Charlie et le grand ascenseur de verre (tome 2)

Mais ce n’est pas fini, car Roald Dahl a écrit une suite ! Eh oui ! Celle-ci est beaucoup moins connue que le premier tome, car elle n’a pas été adaptée au cinéma. Charlie et le grand ascenseur de verre est totalement différent du premier tome, que ce soit le cadre, l’univers ou la tonalité. Il semble s’adresser à un public plus large (voire adulte) et prend un sens plus complexe que la petite morale de Charlie et la chocolaterie.

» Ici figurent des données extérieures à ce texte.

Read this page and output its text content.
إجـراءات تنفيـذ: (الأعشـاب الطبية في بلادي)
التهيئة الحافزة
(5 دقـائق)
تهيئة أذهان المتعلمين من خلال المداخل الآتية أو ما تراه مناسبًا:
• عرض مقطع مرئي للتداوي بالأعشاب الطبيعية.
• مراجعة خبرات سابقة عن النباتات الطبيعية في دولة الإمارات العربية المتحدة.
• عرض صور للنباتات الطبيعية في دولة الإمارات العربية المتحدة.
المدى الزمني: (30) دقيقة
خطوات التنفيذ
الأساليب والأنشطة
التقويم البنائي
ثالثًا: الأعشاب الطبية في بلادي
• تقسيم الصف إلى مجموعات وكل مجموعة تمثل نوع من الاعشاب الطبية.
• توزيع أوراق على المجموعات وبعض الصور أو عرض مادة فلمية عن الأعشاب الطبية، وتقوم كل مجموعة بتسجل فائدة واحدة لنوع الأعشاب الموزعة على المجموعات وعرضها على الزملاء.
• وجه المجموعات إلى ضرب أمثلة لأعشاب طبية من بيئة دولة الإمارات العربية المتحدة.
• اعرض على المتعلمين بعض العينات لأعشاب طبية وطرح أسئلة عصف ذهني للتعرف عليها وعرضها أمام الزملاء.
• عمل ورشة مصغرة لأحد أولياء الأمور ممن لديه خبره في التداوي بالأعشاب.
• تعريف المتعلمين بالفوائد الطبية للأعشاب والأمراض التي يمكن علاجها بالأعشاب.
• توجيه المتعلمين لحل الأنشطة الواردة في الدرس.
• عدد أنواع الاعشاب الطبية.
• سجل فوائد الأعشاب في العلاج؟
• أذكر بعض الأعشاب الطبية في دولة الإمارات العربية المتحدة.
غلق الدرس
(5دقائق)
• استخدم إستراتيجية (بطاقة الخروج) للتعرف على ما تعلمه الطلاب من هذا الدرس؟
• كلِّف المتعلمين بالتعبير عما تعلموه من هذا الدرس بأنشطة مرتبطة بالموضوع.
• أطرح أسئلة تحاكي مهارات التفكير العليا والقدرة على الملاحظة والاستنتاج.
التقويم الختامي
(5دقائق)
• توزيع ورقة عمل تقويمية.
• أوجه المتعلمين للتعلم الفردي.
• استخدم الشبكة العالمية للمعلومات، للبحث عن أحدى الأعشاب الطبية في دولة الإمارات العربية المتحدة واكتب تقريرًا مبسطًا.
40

A la fin du premier tome, Willy Wonka offre la chocolaterie à Charlie et souhaite le former pour qu’il devienne son successeur. Il accepte que Charlie emmène avec lui toute sa famille pour s’installer dans la chocolaterie, y compris ses grands-parents qui ne sortent jamais de leur lit. Les Bucket et Willy Wonka partent alors en voyage dans le grand ascenseur de verre de la chocolaterie…jusqu’au moment où ils atterrissent accidentellement dans l’espace.
Le scénario de ce second tome est assez tiré par les cheveux et m’a personnellement moins convaincue, d’autant que l’on ne retrouve pas l’univers gourmand et magique des chocolats et friandises. Néanmoins il est intéressant d’en remarquer l’aspect politique et historique. Roald Dahl nous rejoue la guerre froide dans un livre pour enfants : la folie de la course à la conquête spatiale, l’absurdité du comportement du président américain, la crainte exagérée pour la sécurité du territoire américain, les Soviétiques désignés d’emblée comme les coupables, si ce n’est la Chine de Mao…

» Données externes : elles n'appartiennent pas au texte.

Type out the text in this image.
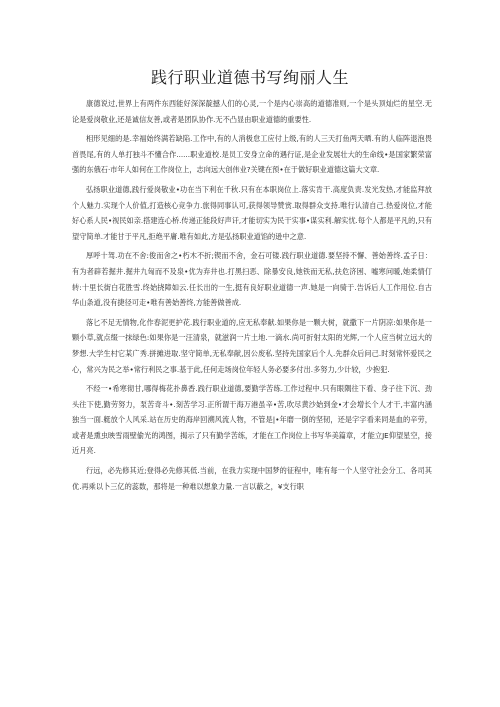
践行职业道德书写绚丽人生

康德说过,世界上有两件东西能好深深靛撼人们的心灵,一个是内心崇高的道德准则,一个是头顶灿烂的星空.无论是爱岗敬业,还是诚信友善,或者是团队协作.无不凸显由职业道德的重要性.

相形见细的是.幸福始终满若缺陷.工作中,有的人消极怠工应付上级,有的人三天打鱼两天晒.有的人临阵退泡畏首畏尾,有的人单打独斗不懂合作......职业道校.是员工安身立命的遇行证,是企业发展壮大的生命线•是国家繁荣富强的东俄石·市年人如何在工作岗位上，志向远大创伟业?关键在预•在于做好职业道德这篇大文章.

弘扬职业道德,践行爱岗敬业•功在当下利在千秋.只有在本职岗位上.落实肯干.高度负责.发光发热,才能监拜放个人魅力.实现个人价值,打造核心竞争力.旅得同事认可,获得领导赞赏.取得群众支持.唯行认清自己.热爱岗位,才能好心系人民•视民如亲.搭建连心桥.传递正能段好声讦,才能切实为民干实事•谋实利.解实忧.每个人都是平凡的,只有望守简单.才能甘于平凡,拒绝平庸.唯有如此,方是弘扬职业道馅的逊中之意.

厚呼十驾.功在不舍:俊而舍之•朽木不折;锲而不舍，金石可镂.践行职业道德.要坚持不懈、善始善终.孟子日：有为者辟若掘井.掘井九匈而不及泉•优为弃井也.打黑扫恶、除暴安良,她铁而无私,扶危济困、嘘寒问暖,她柔情仃转:十里长街白花胜雪.终始挠障如云.任长出的一生,挺有良好职业道德一声.她是一向骑于.告诉后人工作用位.自古华山条道,没有捷径可走•唯有善始善终,方能善做善成.

落匕不足无情物,化作春泥更护花.践行职业道的,应无私奉献.如果你是一颗大树，就撒下一片阴凉:如果你是一颗小草,就点缀一抹绿色:如果你是一汪清泉，就滋润一片土地.一滴水.尚可折射太阳的光辉,一个人应当树立远大的梦想.大学生村它某广秀.拼摊进取.坚守简单,无私奉献,因公废私.坚持先国家后个人.先群众后问己.时刻常怀爱民之心，常兴为民之举•常行利民之事.基于此,任何走场岗位年轻人务必要多付出.多努力,少计较，少抱犯.

不经一•希寒彻甘,哪得梅花扑鼻香.践行职业道德,要勤学苦练.工作过程中.只有眼隅往下看、身子往下沉、劲头往下使,勤劳努力，泵苦奇斗•.刻苦学习.正所谓干海万港虽辛•苦,吹尽黄沙始到金•才会增长个人才干,丰富内涵独当一面.艇放个人风采.站在历史的海岸回溯风流人物，不管是|•年磨一倒的坚韧，还是字字看来同是血的辛劳，或者是熏虫映雪雨壁偷光的鸿图，揭示了只有勤学苦练，才能在工作岗位上书写华美篇章，才能立JE仰望星空，接近月亮.

行远，必先修其近;登得必先修其低.当前，在我力实现中国梦的征程中，唯有每一个人坚守社会分工、各司其优.再乘以卜三亿的蕊数，那将是一种难以想象力量.一言以蔽之，¥支行职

« Tous les yeux étaient rivés sur l’écran de télé, tandis que le petit objet de verre, fusées allumées, glissait doucement derrière le gigantesque Space Hotel.
-Ils vont arrimer ! hurla le Président. Ils vont aborder l’hôtel !
-Ils vont le faire sauter ! s’écria le chef de l’armée de terre. Faisons-les d’abord sauter, eux ! Crac, boum, patatras, pan pan pan !
Le chef de l’armée de terre portait tant de médailles qu’elles lui recouvraient entièrement la poitrine et descendaient même le long de ses pantalons. »
On retrouve avec ce tome la plume acerbe, assez cynique de Roald Dahl, caractéristique de ses nouvelles pour adultes. Il critique la politique de cette période en tournant sans arrêt en ridicule les personnages. Il se permet aussi des dialogues d’un culot assez remarquable et totalement désabusé grâce au cynisme de Willy Wonka, surtout quand le personnage s’adresse aux grands-parents peureux (un peu comme les enfants pas sages dans le premier tome).
« – Ça, c’est un peu fort ! dit grand-maman Joséphine. Nous allons être réduits en bouillie !
– Comme des oeufs brouillés ! ajouta grand-maman Georgina.
– Ça, dit Mr. Wonka, c’est un risque à courir.
– Vous plaisantez, fit grand-maman Joséphine. Dites-nous que vous plaisantez.
– Madame, déclara Mr. Wonka, je ne plaisante jamais.
– Oh, mes chéris ! s’écria grand-maman Georgina, nous allons être hachés-patés jusqu’au dernier !
– Très probablement, dit Mr. Wonka. »
Toutefois, le roman perd beaucoup de son humour pour prendre une teinte plus tragique, avec en particulier des monstres, portant le doux nom de Kpoux Vermicieux, qui font un massacre.
Le retour à la chocolaterie se focalise cette fois-ci sur les personnages des grands-parents, avec une scène assez savoureuse, sans oublier, toujours, la critique et la réflexion sur la vieillesse.
=> En somme, un deuxième tome qui est moins prenant mais révèle le côté obscur de la plume de Dahl derrière la légèreté de la fantaisie : cynisme et critique sociale et politique.